Working Families Manitoba is asking political parties and candidates to commit to:

  1. Support expansion of the CPP for all workers; and,
  2. Protect / adequately fund public sector workplace pension plans.


The Liberals

No stated position as of this moment.

  1. Have advocated strongly for universal CPP expansion; and,
  2. Have provided adequate funding for public sector pension liabilities.
The PCs

The PCs have been relatively quiet about CPP expansion specifically. However, leader Brian Pallister was quick to pan an idea put forward to establish a universal Manitoba pension plan if the federal government fails to act on the CPP. According to the Winnipeg Free Press (Jan 19, 2015):

Progressive Conservative Leader Brian Pallister said [NDP leadership candidate Theresa] Oswald’s pension plan idea is just another form of taxation.

“It’s a pension-tax proposal,” Pallister told reporters today. “She’s distracting from the real point which is how can we encourage Manitobans to save when their incomes are going down under the NDP.

“Ms. Oswald is telling these people who have less money that she’s going to force them to invest more for retirement.

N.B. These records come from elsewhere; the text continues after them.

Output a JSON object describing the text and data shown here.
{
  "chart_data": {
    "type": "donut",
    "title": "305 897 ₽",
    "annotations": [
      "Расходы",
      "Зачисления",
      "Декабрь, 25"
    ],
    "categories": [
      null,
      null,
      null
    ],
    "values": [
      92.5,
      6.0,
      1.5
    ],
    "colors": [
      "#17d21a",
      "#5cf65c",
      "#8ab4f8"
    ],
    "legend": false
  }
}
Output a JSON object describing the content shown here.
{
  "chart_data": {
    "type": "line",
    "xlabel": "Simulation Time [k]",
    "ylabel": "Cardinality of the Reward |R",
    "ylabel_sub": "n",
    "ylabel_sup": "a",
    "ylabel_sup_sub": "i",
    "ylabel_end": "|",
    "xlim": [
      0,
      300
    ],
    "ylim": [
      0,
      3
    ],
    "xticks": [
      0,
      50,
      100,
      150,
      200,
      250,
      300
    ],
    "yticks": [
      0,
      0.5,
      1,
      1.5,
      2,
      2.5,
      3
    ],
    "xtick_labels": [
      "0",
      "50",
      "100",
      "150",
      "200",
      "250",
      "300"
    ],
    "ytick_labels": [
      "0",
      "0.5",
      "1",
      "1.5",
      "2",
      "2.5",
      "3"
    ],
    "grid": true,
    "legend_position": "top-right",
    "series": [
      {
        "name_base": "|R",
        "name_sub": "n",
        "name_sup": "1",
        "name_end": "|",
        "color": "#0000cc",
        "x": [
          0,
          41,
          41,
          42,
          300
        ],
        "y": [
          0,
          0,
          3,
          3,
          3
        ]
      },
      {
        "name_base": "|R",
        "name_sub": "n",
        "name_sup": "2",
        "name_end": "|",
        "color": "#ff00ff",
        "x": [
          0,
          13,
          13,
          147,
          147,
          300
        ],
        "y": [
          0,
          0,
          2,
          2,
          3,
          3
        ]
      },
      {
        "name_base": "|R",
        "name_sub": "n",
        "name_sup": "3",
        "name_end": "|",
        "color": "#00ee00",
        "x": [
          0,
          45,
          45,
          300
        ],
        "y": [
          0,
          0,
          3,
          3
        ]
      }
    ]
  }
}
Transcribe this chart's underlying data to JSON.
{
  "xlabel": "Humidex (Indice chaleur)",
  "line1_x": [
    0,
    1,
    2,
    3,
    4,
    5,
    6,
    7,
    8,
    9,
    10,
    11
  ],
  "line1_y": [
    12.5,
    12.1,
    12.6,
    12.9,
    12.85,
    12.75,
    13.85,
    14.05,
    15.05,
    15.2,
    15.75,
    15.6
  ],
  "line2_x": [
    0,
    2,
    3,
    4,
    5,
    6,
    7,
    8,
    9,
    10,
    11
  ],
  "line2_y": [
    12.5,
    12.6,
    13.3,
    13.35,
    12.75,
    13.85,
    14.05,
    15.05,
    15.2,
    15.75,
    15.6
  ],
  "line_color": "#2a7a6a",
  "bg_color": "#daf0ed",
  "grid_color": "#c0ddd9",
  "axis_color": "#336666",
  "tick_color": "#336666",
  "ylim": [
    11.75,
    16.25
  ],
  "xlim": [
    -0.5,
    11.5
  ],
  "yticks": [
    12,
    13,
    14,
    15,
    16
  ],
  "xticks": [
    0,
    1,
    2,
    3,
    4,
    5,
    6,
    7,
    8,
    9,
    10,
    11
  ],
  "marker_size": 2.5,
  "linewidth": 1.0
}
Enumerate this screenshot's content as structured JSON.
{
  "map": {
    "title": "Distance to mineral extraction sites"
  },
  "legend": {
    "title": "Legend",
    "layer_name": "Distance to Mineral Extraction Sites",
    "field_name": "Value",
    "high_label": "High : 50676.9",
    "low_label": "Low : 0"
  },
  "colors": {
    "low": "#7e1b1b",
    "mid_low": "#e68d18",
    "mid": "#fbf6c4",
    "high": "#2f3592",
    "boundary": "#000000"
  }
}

She’s taking away their choices, she’s taking away their right, to decide how to invest their own hard-earned money.”

With respect to government’s own pension obligations, the last time the PCs were in office, they did not properly fund their public sector pension obligations, creating an unfunded liability that was criticized by the Auditor General, and putting the pensions of public sector workers at risk.